With the heady perfume of big data permeating much of the intellectual atmosphere, the field of economics is increasingly tilting toward empirical efforts, according to a recent paper published by Stanford economics professors Liran Einav and Jonathan Levin in the journal Science. That means in order to move up the career ladder, economists are becoming more reliant on digging up novel data sets to work with.
The Stanford economists looked at papers published in the last few years in the American Economic Review, one of the world’s most prestigious economic journals. And they found that a growing share of those published were exempt from the journal’s data availability policy, which stipulates that data used in papers must be publicly available so that other economists can try to replicate the findings. Such exemptions are sometimes granted in the case of proprietary data. And that type of closely held data set has been at the heart of some of the most influential economic papers of the last few years.
For instance, one paper used large samples of US tax records to identify the parts of the US where people are able to rise above their socioeconomic level at birth, and to see where there is less economic mobility. Another used data from the US health care programs Medicare and Medicaid, allowing economists to produce incredibly detailed maps of variations in diagnoses and treatment. A third used US tax records to follow up on students decades after they finish their education, to identify earnings boosts linked to early childhood education [pdf].
While these vast stashes of detailed administrative data are produced by public agencies—the government outfits that collect taxes and manage social welfare programs, for example—the databanks that were so crucial to the production of these high-impact papers aren’t available to just anybody. As journalists well know, a combination of privacy and confidentiality concerns, as well as bureaucratic foot-dragging, can make acquiring public agencies’ records a feat of near-superhuman persistence.
Similarly, giant firms such as eBay, Google, and Facebook are constantly amassing ever-richer hoards of data that can shed real light on economic conditions, sometimes down to the individual level. Some of this information is publicly available. For instance, one recent paper reported that the proliferation of job-related tweets—using phrases such as “lost my job”—could help discern labor market trends. Google’s own economists have argued search traffic has had provided a pretty good reflection of short-term fluctuations in US economic conditions.
But again, getting access to closely guarded data held by private companies requires significant investments of time and energy by economists. And the access to privately held data can come with ethical conflicts.
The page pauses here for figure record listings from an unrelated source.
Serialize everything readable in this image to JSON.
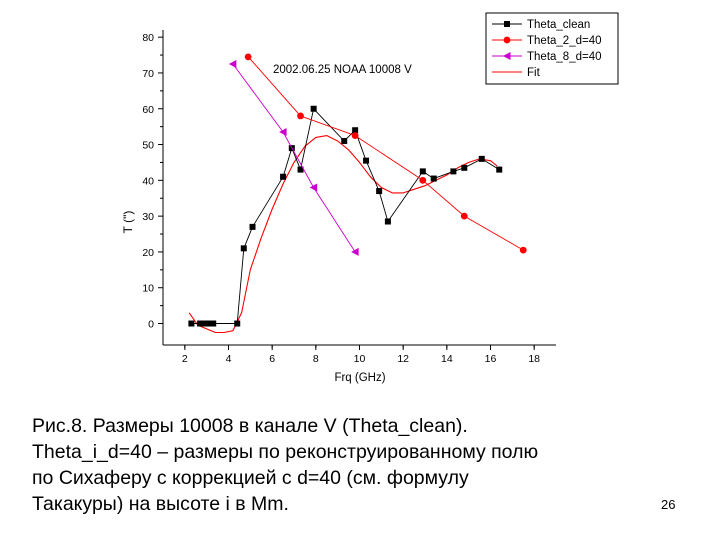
{
  "chart_data": {
    "type": "line",
    "annotation": "2002.06.25 NOAA 10008 V",
    "xlabel": "Frq (GHz)",
    "ylabel": "T (\")",
    "xlim": [
      1,
      19
    ],
    "ylim": [
      -6,
      82
    ],
    "xticks": [
      2,
      4,
      6,
      8,
      10,
      12,
      14,
      16,
      18
    ],
    "yticks": [
      0,
      10,
      20,
      30,
      40,
      50,
      60,
      70,
      80
    ],
    "legend_position": "top-right",
    "series": [
      {
        "name": "Theta_clean",
        "color": "#000000",
        "marker": "square",
        "x": [
          2.3,
          2.7,
          2.9,
          3.1,
          3.3,
          4.4,
          4.7,
          5.1,
          6.5,
          6.9,
          7.3,
          7.9,
          9.3,
          9.8,
          10.3,
          10.9,
          11.3,
          12.9,
          13.4,
          14.3,
          14.8,
          15.6,
          16.4
        ],
        "y": [
          0,
          0,
          0,
          0,
          0,
          0,
          21,
          27,
          41,
          49,
          43,
          60,
          51,
          54,
          45.5,
          37,
          28.5,
          42.5,
          40.5,
          42.5,
          43.5,
          46,
          43
        ]
      },
      {
        "name": "Theta_2_d=40",
        "color": "#ff0000",
        "marker": "circle",
        "x": [
          4.9,
          7.3,
          9.8,
          12.9,
          14.8,
          17.5
        ],
        "y": [
          74.5,
          58,
          52.5,
          40,
          30,
          20.5
        ]
      },
      {
        "name": "Theta_8_d=40",
        "color": "#cc00cc",
        "marker": "triangle-left",
        "x": [
          4.2,
          6.5,
          7.9,
          9.8
        ],
        "y": [
          72.5,
          53.5,
          38,
          20
        ]
      },
      {
        "name": "Fit",
        "color": "#ff0000",
        "marker": "none",
        "x": [
          2.2,
          2.6,
          3.0,
          3.4,
          3.8,
          4.2,
          4.6,
          5.0,
          5.5,
          6.0,
          6.5,
          7.0,
          7.5,
          8.0,
          8.5,
          9.0,
          9.5,
          10.0,
          10.5,
          11.0,
          11.5,
          12.0,
          12.5,
          13.0,
          13.5,
          14.0,
          14.5,
          15.0,
          15.5,
          16.0,
          16.3
        ],
        "y": [
          3,
          -0.5,
          -1.5,
          -2.5,
          -2.5,
          -2,
          3,
          15,
          24,
          32,
          39,
          45,
          49.5,
          52,
          52.5,
          51,
          48.5,
          45,
          41,
          38,
          36.5,
          36.5,
          37.5,
          38.5,
          40,
          41.5,
          43.5,
          45,
          46,
          45.5,
          44
        ]
      }
    ]
  },
  "caption": {
    "lines": [
      "Рис.8. Размеры 10008 в канале V (Theta_clean).",
      "Theta_i_d=40 – размеры по реконструированному полю",
      "по Сихаферу с коррекцией с d=40 (см. формулу",
      "Такакуры) на высоте i в Mm."
    ]
  },
  "page_number": "26"
}
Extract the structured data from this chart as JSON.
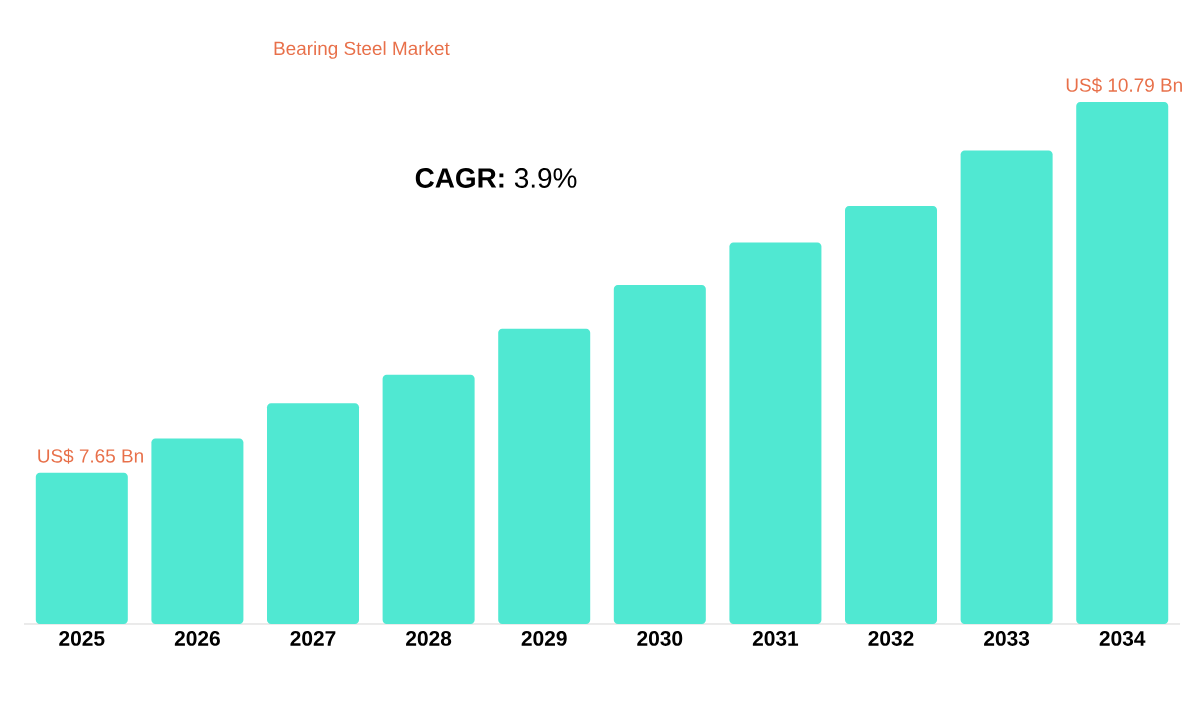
{
  "chart_data": {
    "type": "bar",
    "title": "Bearing Steel Market",
    "categories": [
      "2025",
      "2026",
      "2027",
      "2028",
      "2029",
      "2030",
      "2031",
      "2032",
      "2033",
      "2034"
    ],
    "values": [
      7.65,
      7.94,
      8.24,
      8.48,
      8.87,
      9.24,
      9.6,
      9.91,
      10.38,
      10.79
    ],
    "value_labels": [
      "US$ 7.65 Bn",
      null,
      null,
      null,
      null,
      null,
      null,
      null,
      null,
      "US$ 10.79 Bn"
    ],
    "ylim": [
      6.37,
      10.79
    ],
    "tick_labels": "x",
    "color": "#50e8d2",
    "annotations": [
      "**CAGR:** 3.9%"
    ]
  }
}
What if an economist granted access to troll through a company’s data uncovers an economic finding that the company would prefer to keep private?
A fascinating recent paper noted that the reliance on hard-to-obtain data is one avenue by which economists (who desperately need those datasets for the publishing that is essential to their advancement) can become “captured”—much in the way financial regulators are often overly influenced by the industry they attempt to regulate, or journalists can become too cozy with sources. “Access to proprietary data provides a unique advantage in a highly competitive academic market,” wrote University of Chicago Business School professor Luigi Zingales. “To obtain those data, academic economists have to develop a reputation to treat their sources nicely.”
In other words, while exciting new stockpiles of data can generate a lot of important new insights, caution is warranted. Dr. Einav, one of the Stanford professors who wrote the paper for Science, says that academic journals are still trying to work out their standards for data availability from highly restricted sources.
But he knows from his own research that it isn’t always possible to share underlying data. For instance, he recently co-authored a pair of papers (here and here) on the impact of taxes on internet commerce using data he sourced through a partnership with the e-commerce giant eBay. But he couldn’t actually post eBay’s proprietary underlying data he used to come up with his findings.
“Like most things in the world, it’s a tradeoff,” Einav told Quartz. “But if the most exciting data sets are coming form these companies … an extreme view that we should never let anything get published unless things are kind of postable, [means] you’re going to lose a lot of the most exciting stuff in the world.”